Awake brain surgery is a form of craniotomy in which the patient is kept awake during the operation in order to prevent or assess damage to “eloquent” parts of the brain, such as the frontal lobe, temporal lobe, motor cortex, or areas involved in language processing, speech, and memory. A widely used technique for tumor and epilepsy focus resection when the affected domains are within or near these “eloquent” areas, awake craniotomy depends on the active participation of the patient during the procedure to identify essential brain areas, which allows the surgeon to construct a brain map while avoiding damaging healthy tissue. By asking the patient to answer questions or perform simple tasks that depend on nearby brain areas during the craniotomy, the surgeon can preserve these important areas as much as possible while removing the tumor or lesion, therefore achieving maximum resection with minimum functional impairment (1). Although the most common surgical indications for this procedure are resections of tumors in important brain areas (e.g. postcentral gyrus, Wernicke’s and Broca’s areas) and epilepsy focus localization and removal, awake craniotomy can also be utilized for brain biopsy, deep brain stimulation for conditions such as Parkinson’s and Alzheimer diseases, and pain intervention procedures such as thalamotomy (2). Contraindications include neurological deficit, claustrophobia, uncontrolled coughing, obesity, sleep apnea, and highly vascular tumors, as these conditions would complicate or inhibit the objectives of the surgery as well as the patient’s comfort (3).

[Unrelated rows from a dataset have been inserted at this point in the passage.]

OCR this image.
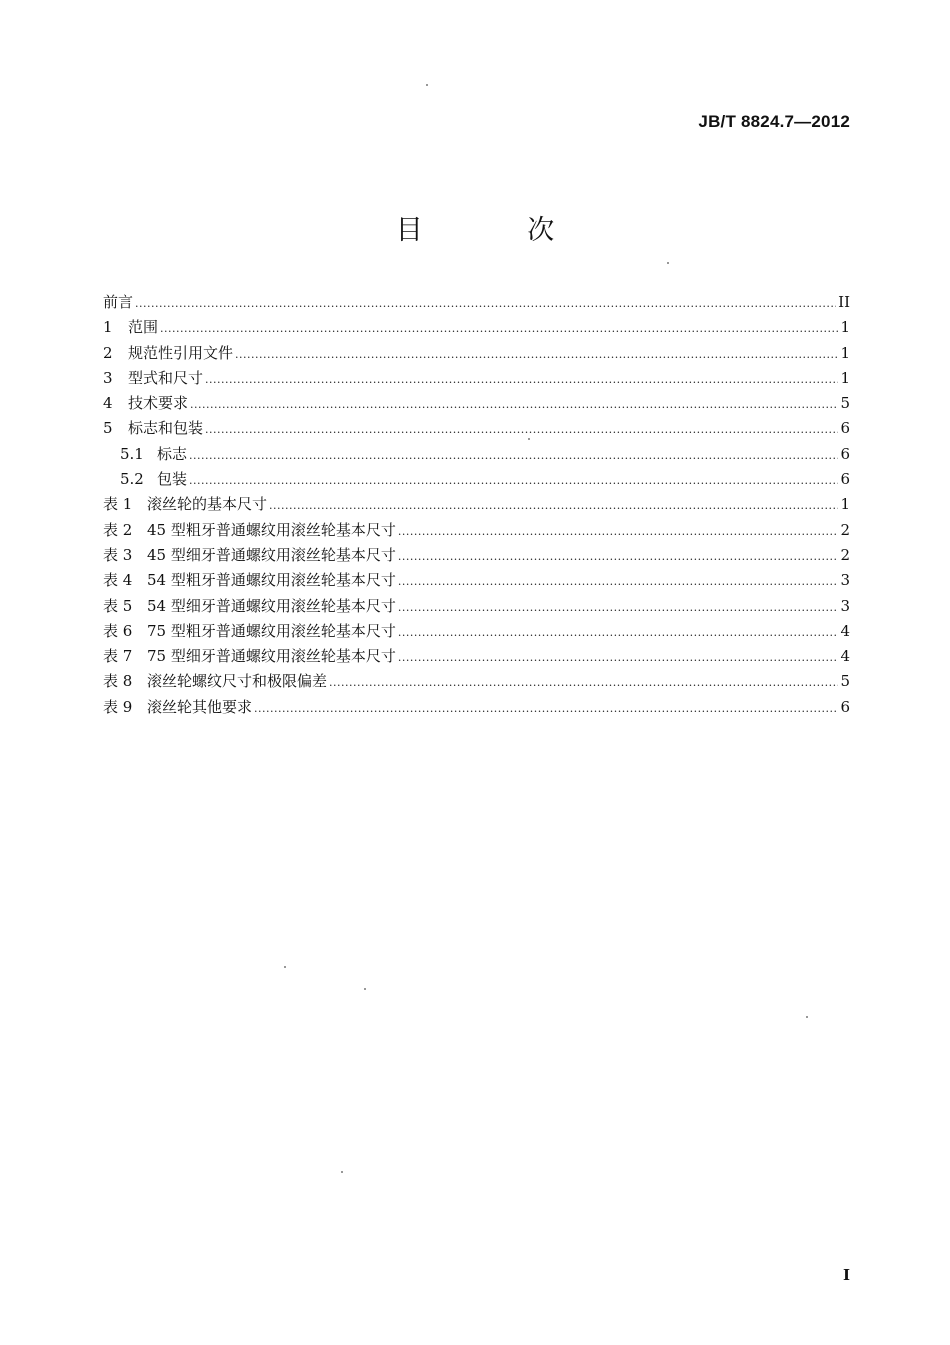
JB/T 8824.7—2012
目 次
前言 .....	II
1	范围 .....	1
2	规范性引用文件 .....	1
3	型式和尺寸 .....	1
4	技术要求 .....	5
5	标志和包装 .....	6
5.1 标志 .....	6
5.2 包装 .....	6
表 1 滚丝轮的基本尺寸 .....	1
表 2 45 型粗牙普通螺纹用滚丝轮基本尺寸 .....	2
表 3 45 型细牙普通螺纹用滚丝轮基本尺寸 .....	2
表 4 54 型粗牙普通螺纹用滚丝轮基本尺寸 .....	3
表 5 54 型细牙普通螺纹用滚丝轮基本尺寸 .....	3
表 6 75 型粗牙普通螺纹用滚丝轮基本尺寸 .....	4
表 7 75 型细牙普通螺纹用滚丝轮基本尺寸 .....	4
表 8 滚丝轮螺纹尺寸和极限偏差 .....	5
表 9 滚丝轮其他要求 .....	6
I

To achieve active participation but maximum comfort of the patient, a variety of anesthetic techniques are used, depending on the pathology, length of the surgery, patient preferences, and other factors. Despite the use of different medications and airway management techniques, the two most common methods — conscious sedation and general anesthesia with intraoperative awakening — both involve the sedation of the patient during the painful stages of the surgery, which include the incision of the scalp and the removal of the bone flap (2-4). While patients under conscious sedation maintain spontaneous breathing and are stimulated during the surgery by the stopping or slowing of sedatives, patients under general anesthesia are under deeper sedation and receive an endotracheal tube, which is removed in the middle of the procedure (3). In either approach, the mapping and resection phases typically do not include any administration of analgesic medications to enable active patient participation, which can be achieved comfortably due to the lack of nociceptors (pain receptors) in the brain (4).
Regardless of the method, awake brain surgery offers several advantages over the traditional procedure, as demonstrated in a myriad of studies (4-6). In addition to resulting in more effective brain mapping and resection, awake craniotomy also significantly reduces the length of hospital stay, cost of postoperative care, amount of intraoperative vasodepressor, pain, and postoperative nausea and vomiting, mostly due to the lack or minimization of general anesthesia and intubation (4, 5). Moreover, the patients exhibit fewer neurological deficits, longer survival, and higher postoperative satisfaction (5, 6). While complications such as seizures and hypercapnia do occur, they can typically be controlled intraoperatively without any permanent consequences (7). Therefore, due to the significant advantages over traditional craniotomy and minimal disadvantages, awake brain surgery has become the gold standard in neurosurgery for the resection of lesions and tumors in close proximity to “eloquent” areas of the brain.
References
1: Attari, M. and Salimi, S. (2013). Awake craniotomy for tumor resection. Advanced Biomedical Research, vol. 2. DOI: 10.4103/2277-9175.115815.
2: Singh, K. and Dua, A. (2021). Anesthesia for awake craniotomy. StatPearls. URL: https://www.ncbi.nlm.nih.gov/books/NBK572053/.
3: Zhang, K. and Gelb, A. (2018). Awake craniotomy: indications, benefits, and techniques. Colombian Journal of Anesthesiology, vol. 46. DOI: 10.1097/CJ9.0000000000000045.
4: Frost, E. and Booji, L. (2007). Anesthesia in the patient for awake craniotomy. Current Opinion in Anesthesiology, vol. 20. DOI: 10.1097/ACO.0b013e328136c56f.
5: Sewell, D. and Smith, M. (2019). Awake craniotomy: anesthetic considerations based on outcome evidence. Current Opinion in Anesthesiology, vol. 32. DOI: 10.1097/ACO.0000000000000750.
6: Hall, S., Kabwama, S., Sadek, A., Dando, A., Roach, J., Weidmann, C. and Grundy, P. (2021). Awake craniotomy for tumor resection: the safety and feasibility of a simple technique. Interdisciplinary Neurosurgery, vol. 24. DOI: 10.1016/j.inat.2020.101070.
7: Lingzhong, M., Berger, M., and Gelb, A. (2015). The potential benefits of awake craniotomy for brain tumor resection: an anesthesiologist’s perspective. Journal of Neurosurgical Anesthesiology, vol. 27. DOI: 10.1097/ANA.0000000000000179.